Department of Epidemiology and Biostatistics, School of Public Health, College of Medicine and Health Sciences, Bahir Dar University, Bahir Dar, Ethiopia.
Amhara Public Health Institute, Bahir Dar, Ethiopia.
Front Public Health. 2024 May 2;12:1330205. doi: 10.3389/fpubh.2024.1330205. eCollection 2024.
Measles, though usually self-limiting, can have severe consequences influenced by factors such as vaccination and nutrition, notably vitamin A deficiency and malnutrition. Despite progress, contextual changes and implementation issues have hampered efforts, resulting in increased outbreaks and cases of measles. This study seeks to pinpoint outbreak features, risk factors, and strategies for preventing and controlling measles.
A descriptive cross-sectional study and a 1:2 unmatched case-control study design were employed.
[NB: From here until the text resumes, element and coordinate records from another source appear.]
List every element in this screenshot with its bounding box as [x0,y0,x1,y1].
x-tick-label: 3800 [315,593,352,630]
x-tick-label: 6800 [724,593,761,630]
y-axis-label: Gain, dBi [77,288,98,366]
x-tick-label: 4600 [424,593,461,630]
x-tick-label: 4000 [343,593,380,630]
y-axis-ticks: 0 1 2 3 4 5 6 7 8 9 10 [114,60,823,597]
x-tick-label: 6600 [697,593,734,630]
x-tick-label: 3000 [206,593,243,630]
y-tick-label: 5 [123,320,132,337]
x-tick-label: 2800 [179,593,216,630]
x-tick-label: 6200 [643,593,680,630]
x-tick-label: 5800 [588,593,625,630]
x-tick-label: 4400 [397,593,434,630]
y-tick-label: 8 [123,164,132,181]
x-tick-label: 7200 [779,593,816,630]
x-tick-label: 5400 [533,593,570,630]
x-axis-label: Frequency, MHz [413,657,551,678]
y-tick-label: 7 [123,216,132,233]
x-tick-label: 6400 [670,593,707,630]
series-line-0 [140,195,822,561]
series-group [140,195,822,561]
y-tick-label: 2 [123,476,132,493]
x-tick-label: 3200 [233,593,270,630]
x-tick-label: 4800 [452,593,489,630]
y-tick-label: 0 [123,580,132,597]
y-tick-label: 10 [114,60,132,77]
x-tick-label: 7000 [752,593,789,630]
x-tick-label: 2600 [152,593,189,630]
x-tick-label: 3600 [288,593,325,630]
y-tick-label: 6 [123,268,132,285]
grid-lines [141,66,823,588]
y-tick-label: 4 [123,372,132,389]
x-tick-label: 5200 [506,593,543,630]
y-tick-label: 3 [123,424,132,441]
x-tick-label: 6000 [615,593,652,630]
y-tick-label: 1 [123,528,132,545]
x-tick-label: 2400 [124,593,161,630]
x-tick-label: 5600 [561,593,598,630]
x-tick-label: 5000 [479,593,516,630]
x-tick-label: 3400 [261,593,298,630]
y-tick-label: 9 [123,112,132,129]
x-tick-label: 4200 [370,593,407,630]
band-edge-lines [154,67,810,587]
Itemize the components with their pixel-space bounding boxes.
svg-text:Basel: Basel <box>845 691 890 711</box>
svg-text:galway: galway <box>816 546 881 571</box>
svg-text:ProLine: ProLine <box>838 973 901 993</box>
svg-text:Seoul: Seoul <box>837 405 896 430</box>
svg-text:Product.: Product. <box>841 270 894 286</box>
All 101 suspected measles cases listed on the line-list were included in the descriptive research, with 60 measles patients and 120 controls included in the case-control investigation. Line-list data were cleaned and analyzed using a pivot table in Microsoft Excel 2016. Subsequently, the data were cleaned, entered into Epi Info 7.2, and exported to SPSS 26 for analysis.
Twenty cases occurred per 10,000 individuals. Men accounted for 67.3% of cases, with ages ranging from 5 months to 45 years and mean and standard deviations of 9.6 and 7.6, respectively. Age group of 5-14 years comprised 57.4% of cases, followed by 1-4 years with 24.8%. Being unvaccinated against measles showed an adjusted odds ratio (AOR) of 12.06 (95% CI: 3.12-46.52). Travel history to regions with active cases had an AOR of 5.73 (95% CI: 1.78-18.38). Contact with a measles patient showed an AOR of 10.3 (95% CI: 3.48-30.5). Understanding the measles transmission mechanism had an AOR of 0.164 (95% CI: 0.049-0.55), and awareness of the disease's preventability had an AOR of 0.233 (95% CI: 0.67-0.811). All factors were independently associated with the illness.
This outbreak affected a broader age range with a high attack rate, mainly in the age group of 5-14-years. Over 35% of cases lacked measles vaccination, indicating low administrative vaccine coverage. Factors contributing to the outbreak include lack of measles vaccination, travel to areas with active disease, contact with cases, and insufficient knowledge of measles transmission and prevention strategies among mothers and caregivers.
麻疹虽然通常是自限性的,但可能会因疫苗接种和营养等因素(如维生素 A 缺乏和营养不良)而产生严重后果。尽管取得了进展,但由于背景变化和实施问题,麻疹的爆发和病例有所增加。本研究旨在确定麻疹爆发的特征、风险因素以及预防和控制麻疹的策略。
采用描述性横断面研究和 1:2 配对病例对照研究设计。描述性研究纳入了名单上列出的 101 例疑似麻疹病例,病例对照研究纳入了 60 例麻疹患者和 120 例对照。使用 Microsoft Excel 2016 中的数据透视表对名单数据进行清洗和分析。随后,将数据清洗后输入 Epi Info 7.2,并导出到 SPSS 26 进行分析。
每 10000 人中有 20 例病例。男性占病例的 67.3%,年龄为 5 个月至 45 岁,平均值和标准差分别为 9.6 和 7.6。5-14 岁年龄组占病例的 57.4%,其次是 1-4 岁年龄组,占 24.8%。麻疹未接种疫苗的调整优势比(AOR)为 12.06(95%可信区间:3.12-46.52)。有麻疹发病地区旅行史的 AOR 为 5.73(95%可信区间:1.78-18.38)。与麻疹患者接触的 AOR 为 10.3(95%可信区间:3.48-30.5)。了解麻疹传播机制的 AOR 为 0.164(95%可信区间:0.049-0.55),了解麻疹可预防的 AOR 为 0.233(95%可信区间:0.67-0.811)。所有因素均与疾病独立相关。
此次麻疹爆发涉及更广泛的年龄范围,发病率较高,主要集中在 5-14 岁年龄组。超过 35%的病例未接种麻疹疫苗,表明行政疫苗覆盖率较低。导致此次爆发的因素包括麻疹疫苗接种不足、前往疾病活跃地区旅行、与病例接触以及母亲和护理人员对麻疹传播和预防策略的了解不足。